Flixchatter Review: Public Enemies

This flix was on my must-see list of this year, and I was determined not to be affected by the mixed reviews. I mean, more often than not, the critics are wrong anyway, so I went in convinced I was going to absolutely LOVE this flix!  Alas, the flix was just ok, it didn’t impress me as much as I had hoped. As I’ve hinted in my previous post about the trailers, I enjoyed the trailer ten times better than the flix, and that is such a pity because it could have been a great one.

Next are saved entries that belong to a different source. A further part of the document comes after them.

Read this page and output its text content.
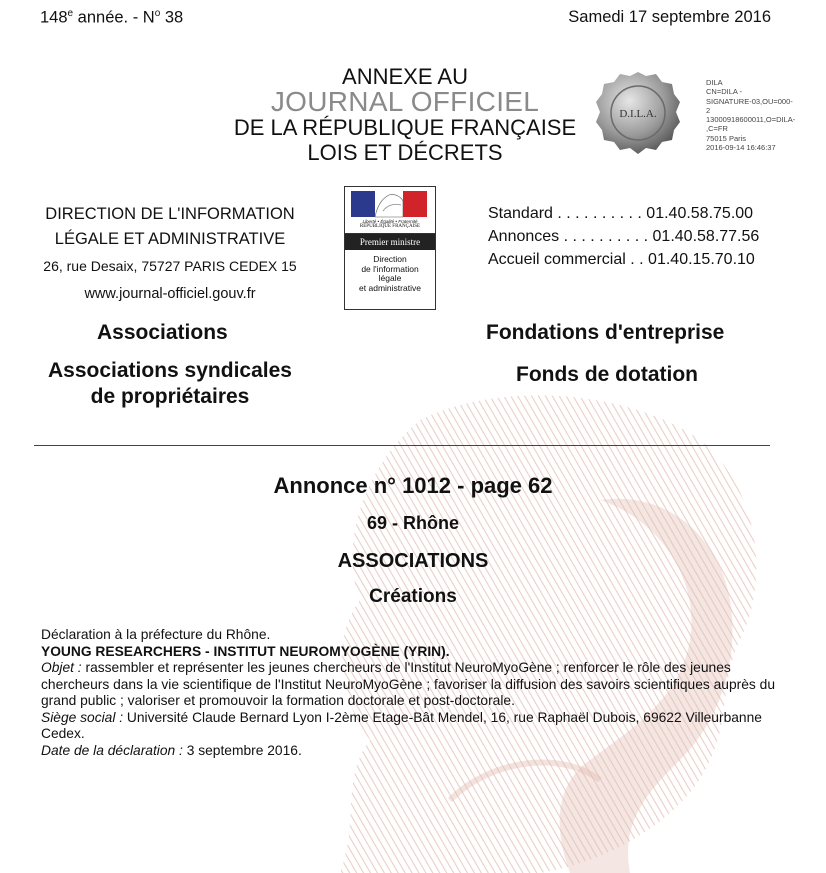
148e année. - $N^o$ 38	Samedi 17 septembre 2016
ANNEXE AU
JOURNAL OFFICIEL
DE LA RÉPUBLIQUE FRANÇAISE
LOIS ET DÉCRETS
D.I.L.A.
DILA
CN=DILA -
SIGNATURE-03,OU=000-
2
13000918600011,O=DILA-
,C=FR
75015 Paris
2016-09-14 16:46:37
DIRECTION DE L'INFORMATION
LÉGALE ET ADMINISTRATIVE
26, rue Desaix, 75727 PARIS CEDEX 15
www.journal-officiel.gouv.fr
Liberté • Égalité • Fraternité
RÉPUBLIQUE FRANÇAISE
Premier ministre
Direction
de l'information
légale
et administrative
Standard . . . . . . . . . . 01.40.58.75.00
Annonces . . . . . . . . . . 01.40.58.77.56
Accueil commercial . . 01.40.15.70.10
Associations
Associations syndicales
de propriétaires
Fondations d'entreprise
Fonds de dotation
Annonce n° 1012 - page 62
69 - Rhône
ASSOCIATIONS
Créations

Déclaration à la préfecture du Rhône.

YOUNG RESEARCHERS - INSTITUT NEUROMYOGÈNE (YRIN).

Objet : rassembler et représenter les jeunes chercheurs de l'Institut NeuroMyoGène ; renforcer le rôle des jeunes chercheurs dans la vie scientifique de l'Institut NeuroMyoGène ; favoriser la diffusion des savoirs scientifiques auprès du grand public ; valoriser et promouvoir la formation doctorale et post-doctorale.

Siège social : Université Claude Bernard Lyon I-2ème Etage-Bât Mendel, 16, rue Raphaël Dubois, 69622 Villeurbanne Cedex.

Date de la déclaration : 3 septembre 2016.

The best thing about this flix is definitely Johnny Depp as the notorious bank robber John Dillinger. Michael Mann made Dillinger out to be such a hero even though he’s nothing more than a charming and crafty criminal. I don’t have a problem with that because it’s a movie, not a documentary, where creative liberty is an art form with the key purpose being to entertain. But what I do have a problem with is the fact that the flix never quite got me excited enough about the story nor the character. Even Depp with all his magnetism just couldn’t make me care about Dillinger without a strong script that fully fleshed out his character. On top of that, the pace was a so slow at times that I remember glancing at my watch wondering when it’ll be over. Not a good sign.

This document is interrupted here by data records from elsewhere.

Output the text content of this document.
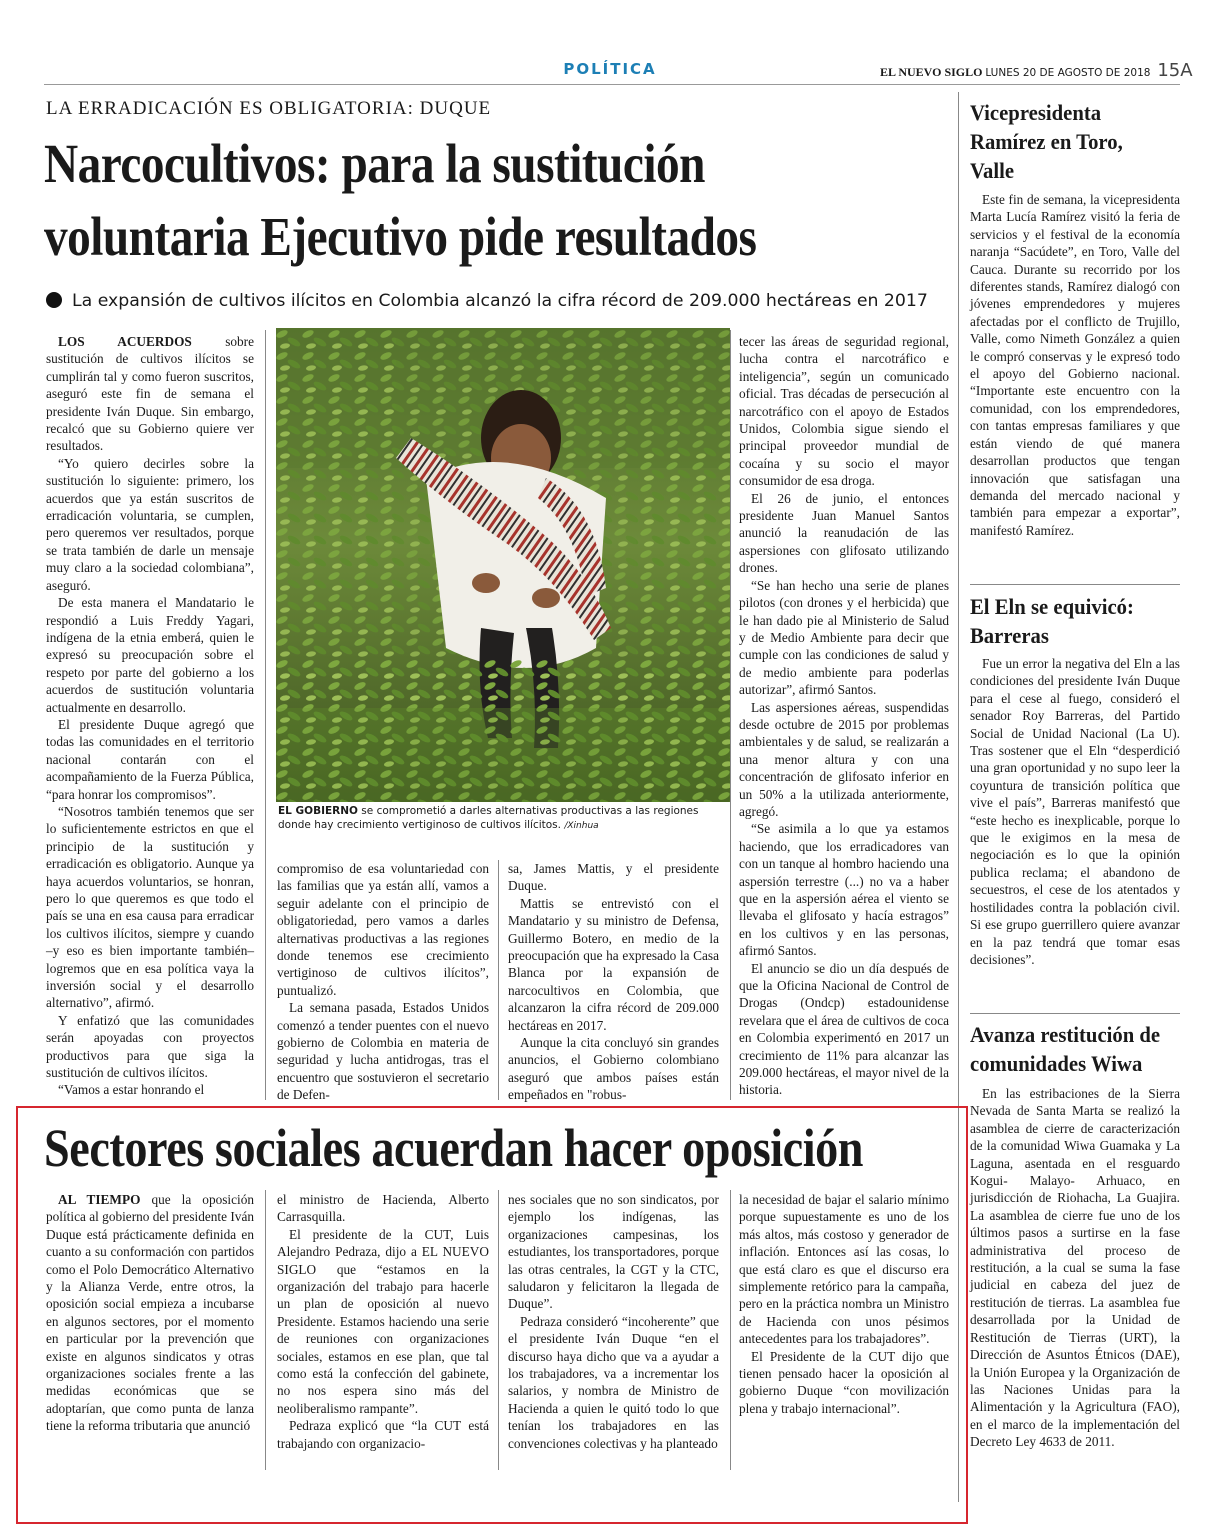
POLÍTICA	EL NUEVO SIGLO LUNES 20 DE AGOSTO DE 2018 15A
LA ERRADICACIÓN ES OBLIGATORIA: DUQUE
Narcocultivos: para la sustitución voluntaria Ejecutivo pide resultados
La expansión de cultivos ilícitos en Colombia alcanzó la cifra récord de 209.000 hectáreas en 2017

LOS ACUERDOS	sobre sustitución de cultivos ilícitos se cumplirán tal y como fueron suscritos, aseguró este fin de semana el presidente Iván Duque. Sin embargo, recalcó que su Gobierno quiere ver resultados.

“Yo quiero decirles sobre la sustitución lo siguiente: primero, los acuerdos que ya están suscritos de erradicación voluntaria, se cumplen, pero queremos ver resultados, porque se trata también de darle un mensaje muy claro a la sociedad colombiana”, aseguró.

De esta manera el Mandatario le respondió a Luis Freddy Yagari, indígena de la etnia emberá, quien le expresó su preocupación sobre el respeto por parte del gobierno a los acuerdos de sustitución voluntaria actualmente en desarrollo.

El presidente Duque agregó que todas las comunidades en el territorio nacional contarán con el acompañamiento de la Fuerza Pública, “para honrar los compromisos”.

“Nosotros también tenemos que ser lo suficientemente estrictos en que el principio de la sustitución y erradicación es obligatorio. Aunque ya haya acuerdos voluntarios, se honran, pero lo que queremos es que todo el país se una en esa causa para erradicar los cultivos ilícitos, siempre y cuando –y eso es bien importante también– logremos que en esa política vaya la inversión social y el desarrollo alternativo”, afirmó.

Y enfatizó que las comunidades serán apoyadas con proyectos productivos para que siga la sustitución de cultivos ilícitos.

“Vamos a estar honrando el

EL GOBIERNO se comprometió a darles alternativas productivas a las regiones donde hay crecimiento vertiginoso de cultivos ilícitos. /Xinhua

compromiso de esa voluntariedad con las familias que ya están allí, vamos a seguir adelante con el principio de obligatoriedad, pero vamos a darles alternativas productivas a las regiones donde tenemos ese crecimiento vertiginoso de cultivos ilícitos”, puntualizó.

La semana pasada, Estados Unidos comenzó a tender puentes con el nuevo gobierno de Colombia en materia de seguridad y lucha antidrogas, tras el encuentro que sostuvieron el secretario de Defen-

sa, James Mattis, y el presidente Duque.

Mattis se entrevistó con el Mandatario y su ministro de Defensa, Guillermo Botero, en medio de la preocupación que ha expresado la Casa Blanca por la expansión de narcocultivos en Colombia, que alcanzaron la cifra récord de 209.000 hectáreas en 2017.

Aunque la cita concluyó sin grandes anuncios, el Gobierno colombiano aseguró que ambos países están empeñados en "robus-

tecer las áreas de seguridad regional, lucha contra el narcotráfico e inteligencia”, según un comunicado oficial. Tras décadas de persecución al narcotráfico con el apoyo de Estados Unidos, Colombia sigue siendo el principal proveedor mundial de cocaína y su socio el mayor consumidor de esa droga.

El 26 de junio, el entonces presidente Juan Manuel Santos anunció la reanudación de las aspersiones con glifosato utilizando drones.

“Se han hecho una serie de planes pilotos (con drones y el herbicida) que le han dado pie al Ministerio de Salud y de Medio Ambiente para decir que cumple con las condiciones de salud y de medio ambiente para poderlas autorizar”, afirmó Santos.

Las aspersiones aéreas, suspendidas desde octubre de 2015 por problemas ambientales y de salud, se realizarán a una menor altura y con una concentración de glifosato inferior en un 50% a la utilizada anteriormente, agregó.

“Se asimila a lo que ya estamos haciendo, que los erradicadores van con un tanque al hombro haciendo una aspersión terrestre (...) no va a haber que en la aspersión aérea el viento se llevaba el glifosato y hacía estragos” en los cultivos y en las personas, afirmó Santos.

El anuncio se dio un día después de que la Oficina Nacional de Control de Drogas (Ondcp) estadounidense revelara que el área de cultivos de coca en Colombia experimentó en 2017 un crecimiento de 11% para alcanzar las 209.000 hectáreas, el mayor nivel de la historia.

Sectores sociales acuerdan hacer oposición

AL TIEMPO que la oposición política al gobierno del presidente Iván Duque está prácticamente definida en cuanto a su conformación con partidos como el Polo Democrático Alternativo y la Alianza Verde, entre otros, la oposición social empieza a incubarse en algunos sectores, por el momento en particular por la prevención que existe en algunos sindicatos y otras organizaciones sociales frente a las medidas económicas que se adoptarían, que como punta de lanza tiene la reforma tributaria que anunció

el ministro de Hacienda, Alberto Carrasquilla.

El presidente de la CUT, Luis Alejandro Pedraza, dijo a EL NUEVO SIGLO que “estamos en la organización del trabajo para hacerle un plan de oposición al nuevo Presidente. Estamos haciendo una serie de reuniones con organizaciones sociales, estamos en ese plan, que tal como está la confección del gabinete, no nos espera sino más del neoliberalismo rampante”.

Pedraza explicó que “la CUT está trabajando con organizacio-

nes sociales que no son sindicatos, por ejemplo los indígenas, las organizaciones campesinas, los estudiantes, los transportadores, porque las otras centrales, la CGT y la CTC, saludaron y felicitaron la llegada de Duque”.

Pedraza consideró “incoherente” que el presidente Iván Duque “en el discurso haya dicho que va a ayudar a los trabajadores, va a incrementar los salarios, y nombra de Ministro de Hacienda a quien le quitó todo lo que tenían los trabajadores en las convenciones colectivas y ha planteado

la necesidad de bajar el salario mínimo porque supuestamente es uno de los más altos, más costoso y generador de inflación. Entonces así las cosas, lo que está claro es que el discurso era simplemente retórico para la campaña, pero en la práctica nombra un Ministro de Hacienda con unos pésimos antecedentes para los trabajadores”.

El Presidente de la CUT dijo que tienen pensado hacer la oposición al gobierno Duque “con movilización plena y trabajo internacional”.

Vicepresidenta Ramírez en Toro, Valle

Este fin de semana, la vicepresidenta Marta Lucía Ramírez visitó la feria de servicios y el festival de la economía naranja “Sacúdete”, en Toro, Valle del Cauca. Durante su recorrido por los diferentes stands, Ramírez dialogó con jóvenes emprendedores y mujeres afectadas por el conflicto de Trujillo, Valle, como Nimeth González a quien le compró conservas y le expresó todo el apoyo del Gobierno nacional. “Importante este encuentro con la comunidad, con los emprendedores, con tantas empresas familiares y que están viendo de qué manera desarrollan productos que tengan innovación que satisfagan una demanda del mercado nacional y también para empezar a exportar”, manifestó Ramírez.

El Eln se equivicó: Barreras

Fue un error la negativa del Eln a las condiciones del presidente Iván Duque para el cese al fuego, consideró el senador Roy Barreras, del Partido Social de Unidad Nacional (La U). Tras sostener que el Eln “desperdició una gran oportunidad y no supo leer la coyuntura de transición política que vive el país”, Barreras manifestó que “este hecho es inexplicable, porque lo que le exigimos en la mesa de negociación es lo que la opinión publica reclama; el abandono de secuestros, el cese de los atentados y hostilidades contra la población civil. Si ese grupo guerrillero quiere avanzar en la paz tendrá que tomar esas decisiones”.

Avanza restitución de comunidades Wiwa

En las estribaciones de la Sierra Nevada de Santa Marta se realizó la asamblea de cierre de caracterización de la comunidad Wiwa Guamaka y La Laguna, asentada en el resguardo Kogui- Malayo- Arhuaco, en jurisdicción de Riohacha, La Guajira. La asamblea de cierre fue uno de los últimos pasos a surtirse en la fase administrativa del proceso de restitución, a la cual se suma la fase judicial en cabeza del juez de restitución de tierras. La asamblea fue desarrollada por la Unidad de Restitución de Tierras (URT), la Dirección de Asuntos Étnicos (DAE), la Unión Europea y la Organización de las Naciones Unidas para la Alimentación y la Agricultura (FAO), en el marco de la implementación del Decreto Ley 4633 de 2011.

I learned as the movie progressed that Dillinger was not an enemy ‘of’ the public, but rather, an enemy ‘in’ public. He lived his live thinking he was invincible, having escaped from prison multiple times, and he reveled in being such an elusive delinquent who constantly one-uped the FBI. In fact, the coolest scenes were the prison escape scenes (especially in the opening of the movie) and when Dillinger stealthily sneaked into public places right under the Fed’s noses. Even as his photo was flashing on the movie theater screens and people were told to look around them as ‘the enemy might be sitting right next to them,’ he was virtually invisible. The camera would then zoomed in on his smug smirk and it was such a thrill because of the way Depp portrayed him.

Another issue I have with this flix was the love story between Dillinger and Billie Frechette, played by recent Oscar winner Marion Cotillard. Such a beautiful couple, but despite their best efforts, they lacked a certain chemistry that’d make their emotional bond believable. I didn’t cry when Billie mourned Dillinger at the end, even as the camera focused on her tear-filled eyes. And most of my friends know I’m such a sob, I cried watching Finding Nemo for shrimp sakes, and those cute animal videos on YouTube!

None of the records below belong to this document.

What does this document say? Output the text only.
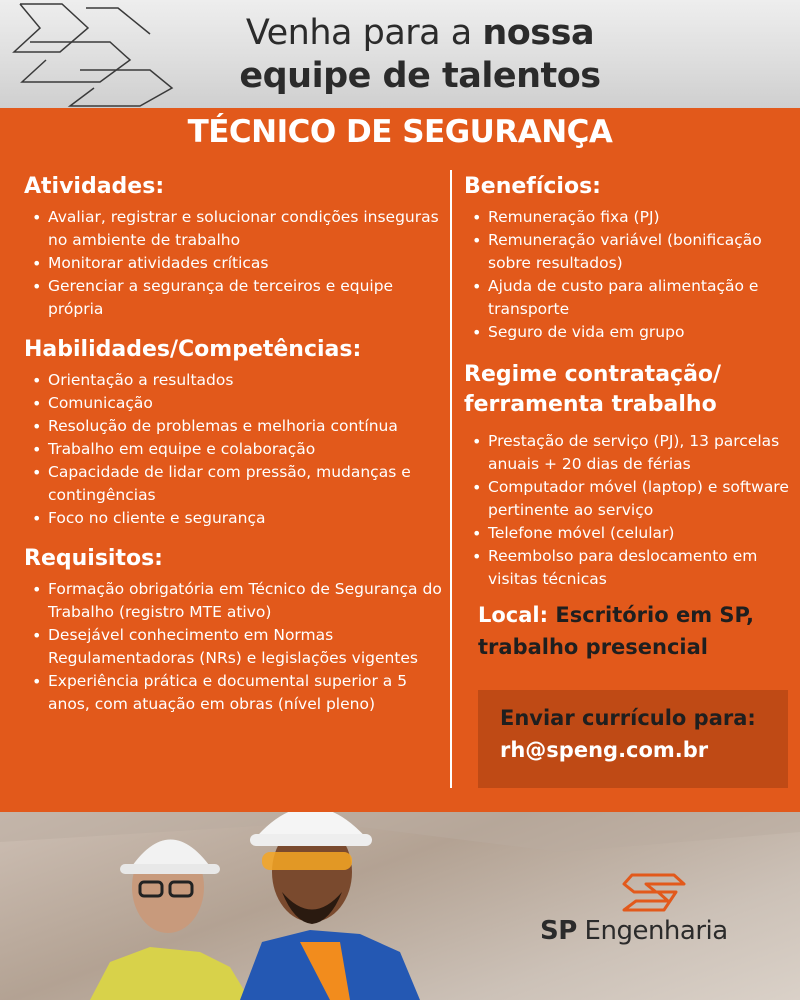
Venha para a nossa
equipe de talentos
TÉCNICO DE SEGURANÇA
Atividades:
• Avaliar, registrar e solucionar condições inseguras no ambiente de trabalho
• Monitorar atividades críticas
• Gerenciar a segurança de terceiros e equipe própria
Habilidades/Competências:
• Orientação a resultados
• Comunicação
• Resolução de problemas e melhoria contínua
• Trabalho em equipe e colaboração
• Capacidade de lidar com pressão, mudanças e contingências
• Foco no cliente e segurança
Requisitos:
• Formação obrigatória em Técnico de Segurança do Trabalho (registro MTE ativo)
• Desejável conhecimento em Normas Regulamentadoras (NRs) e legislações vigentes
• Experiência prática e documental superior a 5 anos, com atuação em obras (nível pleno)
Benefícios:
• Remuneração fixa (PJ)
• Remuneração variável (bonificação sobre resultados)
• Ajuda de custo para alimentação e transporte
• Seguro de vida em grupo
Regime contratação/
ferramenta trabalho
• Prestação de serviço (PJ), 13 parcelas anuais + 20 dias de férias
• Computador móvel (laptop) e software pertinente ao serviço
• Telefone móvel (celular)
• Reembolso para deslocamento em visitas técnicas
Local: Escritório em SP, trabalho presencial
Enviar currículo para:
rh@speng.com.br
SP Engenharia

Nonetheless, what’s lacking in character development, it was largely made up with style. Mann’s glossy 1930s recreation was fantastic down to the last detail: the costume design, the cars, music, etc. – they all worked well to capture the mood and sensibility of the depression era. Love the costumes of the film, all those dapper men in suits, it was like a good long retro GQ commercial!

Besides Depp, there were some notable performances: Billy Crudup was excellent as the eccentric FBI director J. Edgar Hoover; and an unknown actor Jason Clarke was quite moving as Dillinger’s buddy John ‘Red’ Hamilton. Christian Bale was okay as the ambitious but morally ambiguous agent Melvin Purvis, but compared to his other terrific roles, this one was practically forgettable. I can see now why he wasn’t in the promos for this flix. I think his next role as a crack-addict boxer opposite Mark Wahlberg in The Fighter might be something more worthy to sink his teeth into. The supporting cast was full of pretty well-known actors that was unrecognizable at first: David Wendham (Dilios in 300), Stephen Dorff, Giovanni Ribisi, and jazz singer Diana Crall had a cameo as a lounge singer.

In a nutshell, this film could’ve been a classic with a stronger script. As it is now, it’s style over substance, which makes for a fairly entertaining but not memorable fare. If you’d rather see a compelling story with truly believable and affecting characters that’s also based on a true story, rent The Insider instead – my favorite Michael Mann’s flix by far!


Have you seen this film? What do you think of Public Enemies?

2 thoughts on “Flixchatter Review: Public Enemies

  1. Mike

    I know that feeling – when you wonder when the movie will be over. NOT what one should be feeling with precious spare time. I’m the type that leaves movies mid-stream when they get like that. Darn! We’re talking a Depp flick here!?!?!

  2. rtm

    I know! And Bale, too, in a Michael Mann’s film no less. I though, well, what’s not to love, you know? Depp is a fine eye candy for sure, but I need more than that to hold my attention.